Лиза внимательно посмотрела на Антонину Андреевну: действительно, дура. Ей раньше не приходило в голову, что учительница может быть дурой. А на дурацкие вопросы отвечать необязательно.
Девятнадцатого апреля вступали в пионеры. Лиза весь учебный год мучительно размышляла, должна ли она сказать, что ей не место в пионерии.
Летом мама с тетей Надей надумали крестить ее. Лиза сопротивлялась, но мама испуганно твердила:
- Мне приснился сон.
Ей приснилась покойная мать, Лизина бабушка. Бабушка сказала маме:
- К Вальке приехал батюшка, крестит на дому. Покрести ребенка.
Мама позвонила сестре Вале, которая жила в соседней области. Та удивилась, никакой батюшка к ней не приехал. Но сходила в церковь и договорилась с местным попом. Лиза запомнила множество свечей, душный сладковатый запах и плачущих младенцев в церкви. Ей казалось, что она провалилась в тяжкий сумбурный сон и никак не может из него выплыть. Она не должна быть в церкви, она атеистка. Батюшка протянул ей крест для поцелуя, Лиза отпрянула назад. Тогда батюшка нахмурился и ткнул ей крестом в губы. Когда вышли из церкви, тетя Надя сказала ей:
- Теперь я твоя вторая мама.
Она стала ее крестной. За праздничным столом у тети Вали и в электричке, когда возвращались домой, мама все время повторяла:
- У меня словно камень с души свалился, стало светло-светло.
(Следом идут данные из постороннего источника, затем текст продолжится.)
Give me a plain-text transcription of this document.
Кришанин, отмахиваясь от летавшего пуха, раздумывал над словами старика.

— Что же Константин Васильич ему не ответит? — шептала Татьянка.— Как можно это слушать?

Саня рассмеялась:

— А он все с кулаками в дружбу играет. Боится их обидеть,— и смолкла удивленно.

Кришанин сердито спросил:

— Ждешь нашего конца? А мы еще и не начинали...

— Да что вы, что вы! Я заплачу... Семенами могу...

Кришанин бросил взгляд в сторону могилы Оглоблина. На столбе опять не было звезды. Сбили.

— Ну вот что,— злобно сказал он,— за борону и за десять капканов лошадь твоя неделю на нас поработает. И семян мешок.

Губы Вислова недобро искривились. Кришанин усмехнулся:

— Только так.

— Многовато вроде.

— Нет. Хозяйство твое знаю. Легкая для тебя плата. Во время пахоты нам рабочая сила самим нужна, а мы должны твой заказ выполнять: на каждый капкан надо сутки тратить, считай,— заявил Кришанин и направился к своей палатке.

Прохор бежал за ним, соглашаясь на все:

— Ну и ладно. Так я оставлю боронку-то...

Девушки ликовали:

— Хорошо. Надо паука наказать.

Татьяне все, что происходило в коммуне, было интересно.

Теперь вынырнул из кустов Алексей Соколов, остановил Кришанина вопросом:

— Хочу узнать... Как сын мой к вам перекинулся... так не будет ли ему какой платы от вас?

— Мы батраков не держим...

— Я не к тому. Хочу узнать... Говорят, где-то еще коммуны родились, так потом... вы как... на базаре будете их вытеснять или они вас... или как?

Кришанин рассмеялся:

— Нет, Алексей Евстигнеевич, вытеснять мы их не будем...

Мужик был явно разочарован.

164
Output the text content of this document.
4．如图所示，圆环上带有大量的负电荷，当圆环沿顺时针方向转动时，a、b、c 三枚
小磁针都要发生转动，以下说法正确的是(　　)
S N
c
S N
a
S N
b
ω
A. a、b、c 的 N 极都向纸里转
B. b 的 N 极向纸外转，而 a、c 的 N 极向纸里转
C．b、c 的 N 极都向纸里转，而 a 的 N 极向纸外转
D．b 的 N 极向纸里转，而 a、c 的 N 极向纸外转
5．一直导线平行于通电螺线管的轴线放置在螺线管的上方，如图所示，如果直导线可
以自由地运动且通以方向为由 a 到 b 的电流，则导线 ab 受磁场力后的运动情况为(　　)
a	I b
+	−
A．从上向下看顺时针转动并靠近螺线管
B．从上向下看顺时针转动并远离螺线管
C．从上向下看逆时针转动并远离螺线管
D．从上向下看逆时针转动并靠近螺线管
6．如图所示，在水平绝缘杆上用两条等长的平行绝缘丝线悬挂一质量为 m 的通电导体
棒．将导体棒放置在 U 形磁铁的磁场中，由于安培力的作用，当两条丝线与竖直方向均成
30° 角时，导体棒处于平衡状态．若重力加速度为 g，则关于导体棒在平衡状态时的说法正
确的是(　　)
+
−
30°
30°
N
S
А у Лизы, наоборот, на душе кошки скребли. Эта страшная тайна, которой она не могла ни с кем поделиться, тяготила ее. Если бы можно было подойти к учителю и рассказать ей, как все произошло, она бы обязательно это сделала. Но как подойти к Антонине Андреевне, которая каждый понедельник спрашивает ее перед классом:
- Папенька-то попивает?
И Лиза молчала. Когда Верка позвала ее в сестренки, Лиза чуть было не поделилась с ней своей неразрешимой проблемой, но опомнилась. Как рассказать? Она даже слов не могла подобрать. Ведь так не бывает, что ты помимо воли оказываешься вдруг в церкви на обряде собственного крещения. Она представила себе, как Верка спросит ее:
- Разве ты вещь, чтобы тебя так вот взяли и окрестили?
Она не вещь, конечно, но у нее нет права голоса. Раз мама решила ее окрестить, значит, решила. Даже отец делает все, что скажет мама. Молчит или ругается, злится, пытается высказать собственное мнение, но все-таки делает по-маминому. Пусть плохо, против души, спустя рукава или наступив на горло собственной песне, однако делает. Поэтому Лизин атеизм потерпел фиаско. Лизина гордость, сжавшись в комок, болезненно ежилась.
И Верке Лиза тоже ни в чем не призналась. У сестренок, наверное, не бывает тайн друг от друга, но Лиза не смогла переступить через себя, застыла в своей гордыне. Она страстно хотела тепла и душевной близости хотя бы с одним человеком в мире, но казалась себе настолько запутавшимся существом, что поневоле отстранялась от людей, чтобы не утомлять их хождением по закоулкам своей души. Слишком сложный лабиринт, не стоит никого туда пускать.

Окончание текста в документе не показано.